日経平均高配当株50指数とは、日経平均株価を構成する株式銘柄のうち、予想配当利回りの高い原則50銘柄で構成された株価指数のことをいいます。
直近1年間の分配金と基準株価から計算する分配金利回りは4.44%となっています。
名称・コード | 日経高配当株50ETF・1489 |
運用会社 | 野村アセットマネジメント |
信託報酬(税込) | 0.308% |
決算回数・決算日 | 4回(1・4・7・10月の各7日) |
基準株価(2020年9月1日現在) | 28,520円 |
分配金利回り(直近1年間) | 4.44% |
構成上位銘柄 | NTTドコモ/武田薬品工業/伊藤忠商事/野村ホールディングス/SUBARU/本田技研工業/KDDIなど |
4-2.日本株高配当70ETF(1577)
日本株高配当70ETF(正式名称:NEXT FUNDS 野村日本株高配当70連動型上場投信)は、野村日本株高配当70という指数に連動するように運用される高配当ETFです。こちらも運用会社は野村アセットマネジメントです。
野村日本株高配当70とは、国内の金融商品取引所に上場しているすべての普通株式のうち、今期の予想配当利回りの高い原則70銘柄で構成される等金額型の指数のことをいいます。
直近1年間の分配金と基準株価から計算する分配金利回りは4.18%となっています。
名称・コード | 日本株高配当70ETF・1577 |
運用会社 | 野村アセットマネジメント |
信託報酬(税込) | 0.352% |
決算回数・決算日 | 4回(1・4・7・10月の各7日) |
基準株価(2020年9月1日現在) | 18,750円 |
分配金利回り(直近1年間) | 4.18% |
構成上位銘柄 | 清水建設/JSR/中国電力/KDDI/東北電力/NTTドコモ/伊藤忠商事/SBIホールディングス/武田薬品工業など |
4-3.MAXIS 日本株高配当70マーケットニュートラル(1499)
日本株高配当70マーケットニュートラル(正式名称:MAXIS日本株高配当70マーケットニュートラル上場投信)は、三菱UFJ国際投信が運用する高配当ETFです。野村日本株高配当70マーケットニュートラル指数に連動するように運用されています。

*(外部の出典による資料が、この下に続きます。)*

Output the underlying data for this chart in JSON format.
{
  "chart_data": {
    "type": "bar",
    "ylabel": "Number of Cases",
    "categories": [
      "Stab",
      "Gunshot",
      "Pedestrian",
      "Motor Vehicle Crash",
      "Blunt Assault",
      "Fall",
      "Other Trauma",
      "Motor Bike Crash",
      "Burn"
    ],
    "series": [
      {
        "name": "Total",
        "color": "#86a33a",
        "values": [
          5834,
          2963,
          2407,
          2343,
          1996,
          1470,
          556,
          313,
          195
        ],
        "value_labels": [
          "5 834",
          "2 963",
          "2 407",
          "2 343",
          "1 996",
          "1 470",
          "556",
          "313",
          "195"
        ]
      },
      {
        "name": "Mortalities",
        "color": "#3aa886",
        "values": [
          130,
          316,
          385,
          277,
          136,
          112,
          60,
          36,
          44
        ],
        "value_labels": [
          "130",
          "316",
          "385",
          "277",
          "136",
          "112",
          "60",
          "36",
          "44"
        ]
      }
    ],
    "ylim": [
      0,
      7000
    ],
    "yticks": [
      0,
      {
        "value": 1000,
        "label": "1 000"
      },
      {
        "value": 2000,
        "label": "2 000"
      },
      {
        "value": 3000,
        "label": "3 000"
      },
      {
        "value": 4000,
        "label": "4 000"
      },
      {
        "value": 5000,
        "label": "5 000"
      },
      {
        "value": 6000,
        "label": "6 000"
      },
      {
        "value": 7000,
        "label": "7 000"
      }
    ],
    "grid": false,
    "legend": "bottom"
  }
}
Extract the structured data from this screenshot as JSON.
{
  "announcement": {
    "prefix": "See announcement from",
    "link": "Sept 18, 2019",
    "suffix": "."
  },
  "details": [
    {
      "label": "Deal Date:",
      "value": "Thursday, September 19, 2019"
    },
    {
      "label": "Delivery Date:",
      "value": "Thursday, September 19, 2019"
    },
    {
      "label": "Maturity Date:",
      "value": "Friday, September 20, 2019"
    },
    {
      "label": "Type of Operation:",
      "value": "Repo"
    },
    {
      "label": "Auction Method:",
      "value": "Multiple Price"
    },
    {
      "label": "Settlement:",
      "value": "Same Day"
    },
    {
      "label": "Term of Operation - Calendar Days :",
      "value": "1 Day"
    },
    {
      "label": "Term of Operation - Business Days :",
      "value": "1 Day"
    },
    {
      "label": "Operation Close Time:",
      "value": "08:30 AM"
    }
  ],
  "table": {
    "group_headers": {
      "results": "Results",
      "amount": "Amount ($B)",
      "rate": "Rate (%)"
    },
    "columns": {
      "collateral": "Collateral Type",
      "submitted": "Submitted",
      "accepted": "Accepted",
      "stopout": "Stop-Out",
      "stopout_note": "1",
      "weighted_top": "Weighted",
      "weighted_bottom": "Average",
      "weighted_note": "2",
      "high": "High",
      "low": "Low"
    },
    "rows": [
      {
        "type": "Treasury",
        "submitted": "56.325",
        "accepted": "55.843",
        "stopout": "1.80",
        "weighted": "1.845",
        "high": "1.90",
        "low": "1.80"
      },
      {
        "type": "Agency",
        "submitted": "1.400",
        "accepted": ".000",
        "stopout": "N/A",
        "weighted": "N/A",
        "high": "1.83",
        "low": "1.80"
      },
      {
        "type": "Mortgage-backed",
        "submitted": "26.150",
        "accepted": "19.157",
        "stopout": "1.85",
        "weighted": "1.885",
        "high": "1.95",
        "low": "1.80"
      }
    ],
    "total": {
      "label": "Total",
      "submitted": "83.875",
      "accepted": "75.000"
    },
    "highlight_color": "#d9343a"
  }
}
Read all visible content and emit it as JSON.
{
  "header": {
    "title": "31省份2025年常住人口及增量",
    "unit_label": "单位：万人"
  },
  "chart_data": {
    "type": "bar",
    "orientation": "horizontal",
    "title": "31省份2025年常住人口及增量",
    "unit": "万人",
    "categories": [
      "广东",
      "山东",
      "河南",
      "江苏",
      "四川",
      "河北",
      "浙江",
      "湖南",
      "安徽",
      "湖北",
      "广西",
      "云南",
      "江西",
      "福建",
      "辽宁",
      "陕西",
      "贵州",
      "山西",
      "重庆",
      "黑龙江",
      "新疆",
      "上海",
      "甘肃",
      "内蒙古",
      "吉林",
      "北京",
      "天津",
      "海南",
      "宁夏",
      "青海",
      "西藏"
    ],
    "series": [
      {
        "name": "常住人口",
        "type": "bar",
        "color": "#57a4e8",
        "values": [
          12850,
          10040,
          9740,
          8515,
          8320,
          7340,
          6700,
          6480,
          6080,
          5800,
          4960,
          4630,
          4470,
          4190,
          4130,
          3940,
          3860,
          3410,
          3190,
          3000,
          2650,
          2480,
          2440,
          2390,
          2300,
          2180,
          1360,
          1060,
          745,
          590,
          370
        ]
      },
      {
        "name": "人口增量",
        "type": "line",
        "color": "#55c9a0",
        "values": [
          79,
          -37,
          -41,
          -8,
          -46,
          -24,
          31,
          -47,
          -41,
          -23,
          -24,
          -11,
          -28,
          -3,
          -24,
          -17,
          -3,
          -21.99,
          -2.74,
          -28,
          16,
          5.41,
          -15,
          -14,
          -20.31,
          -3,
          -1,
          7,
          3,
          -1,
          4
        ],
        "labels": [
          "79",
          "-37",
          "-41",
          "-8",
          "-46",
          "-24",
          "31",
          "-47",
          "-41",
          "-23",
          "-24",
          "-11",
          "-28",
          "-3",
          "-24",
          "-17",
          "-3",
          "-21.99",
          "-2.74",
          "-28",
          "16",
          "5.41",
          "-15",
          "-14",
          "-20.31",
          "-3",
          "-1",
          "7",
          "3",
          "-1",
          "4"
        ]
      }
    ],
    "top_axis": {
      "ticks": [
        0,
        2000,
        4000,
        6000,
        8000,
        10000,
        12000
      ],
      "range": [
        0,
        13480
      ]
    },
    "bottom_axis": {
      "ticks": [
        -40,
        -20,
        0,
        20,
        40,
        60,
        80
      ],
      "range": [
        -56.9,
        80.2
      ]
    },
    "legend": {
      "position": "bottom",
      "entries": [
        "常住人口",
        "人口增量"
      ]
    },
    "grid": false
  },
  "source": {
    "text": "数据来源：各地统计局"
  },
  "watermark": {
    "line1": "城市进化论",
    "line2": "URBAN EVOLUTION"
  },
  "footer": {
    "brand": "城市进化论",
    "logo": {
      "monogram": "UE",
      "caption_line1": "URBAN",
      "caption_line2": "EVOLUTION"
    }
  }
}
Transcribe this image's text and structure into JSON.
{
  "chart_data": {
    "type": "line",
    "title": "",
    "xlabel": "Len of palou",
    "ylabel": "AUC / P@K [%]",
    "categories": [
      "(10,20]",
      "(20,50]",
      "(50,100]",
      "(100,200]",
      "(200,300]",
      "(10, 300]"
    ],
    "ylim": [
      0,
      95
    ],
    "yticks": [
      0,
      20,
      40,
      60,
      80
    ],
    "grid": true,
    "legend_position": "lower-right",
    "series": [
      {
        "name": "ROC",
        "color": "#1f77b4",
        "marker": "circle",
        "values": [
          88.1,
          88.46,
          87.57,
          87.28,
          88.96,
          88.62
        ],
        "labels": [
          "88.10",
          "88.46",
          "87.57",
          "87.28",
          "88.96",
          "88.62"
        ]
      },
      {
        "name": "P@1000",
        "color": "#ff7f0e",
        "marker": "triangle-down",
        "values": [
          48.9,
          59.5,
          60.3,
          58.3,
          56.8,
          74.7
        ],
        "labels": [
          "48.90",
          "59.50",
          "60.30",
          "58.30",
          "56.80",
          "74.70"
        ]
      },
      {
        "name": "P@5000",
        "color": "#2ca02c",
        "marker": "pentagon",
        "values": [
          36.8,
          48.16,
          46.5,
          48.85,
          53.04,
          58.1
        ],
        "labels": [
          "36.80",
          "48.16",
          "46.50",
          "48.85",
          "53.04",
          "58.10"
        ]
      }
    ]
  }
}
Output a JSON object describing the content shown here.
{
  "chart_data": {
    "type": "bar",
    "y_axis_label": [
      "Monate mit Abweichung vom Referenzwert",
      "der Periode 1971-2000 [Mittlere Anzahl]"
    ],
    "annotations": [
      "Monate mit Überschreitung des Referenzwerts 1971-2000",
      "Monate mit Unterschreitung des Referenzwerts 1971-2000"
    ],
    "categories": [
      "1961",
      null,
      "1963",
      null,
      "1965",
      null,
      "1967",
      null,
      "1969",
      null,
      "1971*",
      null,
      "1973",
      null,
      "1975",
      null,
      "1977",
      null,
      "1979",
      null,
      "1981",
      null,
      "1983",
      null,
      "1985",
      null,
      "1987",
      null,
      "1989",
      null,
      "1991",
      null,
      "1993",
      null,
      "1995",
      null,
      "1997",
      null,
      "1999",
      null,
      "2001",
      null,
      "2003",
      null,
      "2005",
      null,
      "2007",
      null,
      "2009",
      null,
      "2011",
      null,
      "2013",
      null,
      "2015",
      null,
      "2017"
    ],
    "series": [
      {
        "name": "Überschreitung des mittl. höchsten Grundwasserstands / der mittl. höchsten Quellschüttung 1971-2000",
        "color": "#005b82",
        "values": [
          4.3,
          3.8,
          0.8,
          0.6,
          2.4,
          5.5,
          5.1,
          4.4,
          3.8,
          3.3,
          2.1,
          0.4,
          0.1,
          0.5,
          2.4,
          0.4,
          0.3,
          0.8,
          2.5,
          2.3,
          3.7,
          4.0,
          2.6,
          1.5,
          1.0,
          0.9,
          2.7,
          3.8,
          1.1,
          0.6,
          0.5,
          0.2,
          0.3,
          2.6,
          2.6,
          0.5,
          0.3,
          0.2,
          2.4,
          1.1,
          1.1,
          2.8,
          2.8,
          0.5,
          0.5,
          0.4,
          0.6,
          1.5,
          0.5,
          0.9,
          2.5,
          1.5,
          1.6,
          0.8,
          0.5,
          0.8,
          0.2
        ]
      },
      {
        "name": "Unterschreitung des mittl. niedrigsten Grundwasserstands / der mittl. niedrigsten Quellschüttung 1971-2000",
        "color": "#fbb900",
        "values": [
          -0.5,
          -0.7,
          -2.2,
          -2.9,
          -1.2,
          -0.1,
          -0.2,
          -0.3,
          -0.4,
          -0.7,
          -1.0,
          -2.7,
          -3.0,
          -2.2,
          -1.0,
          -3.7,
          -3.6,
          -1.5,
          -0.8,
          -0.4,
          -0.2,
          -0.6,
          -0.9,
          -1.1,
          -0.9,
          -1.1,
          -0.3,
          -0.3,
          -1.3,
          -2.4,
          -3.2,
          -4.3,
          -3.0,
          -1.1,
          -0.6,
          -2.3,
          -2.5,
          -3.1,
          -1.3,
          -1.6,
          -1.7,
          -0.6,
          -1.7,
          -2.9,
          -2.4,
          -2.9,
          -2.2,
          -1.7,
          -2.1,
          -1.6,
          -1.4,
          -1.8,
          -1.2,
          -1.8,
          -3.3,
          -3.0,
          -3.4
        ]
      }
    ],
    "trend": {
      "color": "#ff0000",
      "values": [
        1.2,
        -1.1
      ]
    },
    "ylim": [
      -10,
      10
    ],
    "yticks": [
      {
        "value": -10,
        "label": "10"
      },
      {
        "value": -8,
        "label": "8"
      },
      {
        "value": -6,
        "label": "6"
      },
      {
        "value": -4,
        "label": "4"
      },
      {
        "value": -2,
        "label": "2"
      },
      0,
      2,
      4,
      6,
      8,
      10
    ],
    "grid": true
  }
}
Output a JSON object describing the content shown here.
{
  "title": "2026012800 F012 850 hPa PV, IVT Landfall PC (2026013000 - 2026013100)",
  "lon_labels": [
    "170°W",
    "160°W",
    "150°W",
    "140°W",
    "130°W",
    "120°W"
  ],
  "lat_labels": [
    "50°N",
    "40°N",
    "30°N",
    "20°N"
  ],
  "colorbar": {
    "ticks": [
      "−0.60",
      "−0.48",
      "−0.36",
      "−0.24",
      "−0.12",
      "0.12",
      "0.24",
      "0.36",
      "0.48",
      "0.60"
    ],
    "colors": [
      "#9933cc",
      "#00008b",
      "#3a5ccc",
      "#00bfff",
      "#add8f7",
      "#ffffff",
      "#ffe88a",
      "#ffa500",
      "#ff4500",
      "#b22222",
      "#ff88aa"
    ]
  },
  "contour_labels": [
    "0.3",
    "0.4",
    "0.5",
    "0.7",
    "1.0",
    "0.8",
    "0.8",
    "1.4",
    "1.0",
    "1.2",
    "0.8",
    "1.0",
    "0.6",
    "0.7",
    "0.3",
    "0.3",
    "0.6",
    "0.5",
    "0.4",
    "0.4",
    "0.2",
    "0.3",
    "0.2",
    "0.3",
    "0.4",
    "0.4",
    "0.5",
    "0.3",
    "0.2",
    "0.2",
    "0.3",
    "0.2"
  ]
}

直近1年間の分配金と基準株価から計算する分配金利回りは4.01%となっています。
名称・コード | 日本株高配当70マーケットニュートラル・1499 |
運用会社 | 三菱UFJ国際投信 |
信託報酬(税込) | 0.44% |
決算回数・決算日 | 4回(1・4・7・10月の各10日) |
基準株価(2020年9月1日現在) | 8,000円 |
分配金利回り(直近1年間) | 4.01% |
構成上位銘柄 | NTTドコモ/ソフトバンク/KDDI/トヨタ自動車/日本電信電話/武田薬品工業/日本たばこ産業/三菱商事など |
まとめ
今回は高配当ETFの特徴やメリット・デメリットなどについて解説しました。
高配当ETFが気になっている方は、この記事を参考に検討を進めてみてはいかがでしょうか。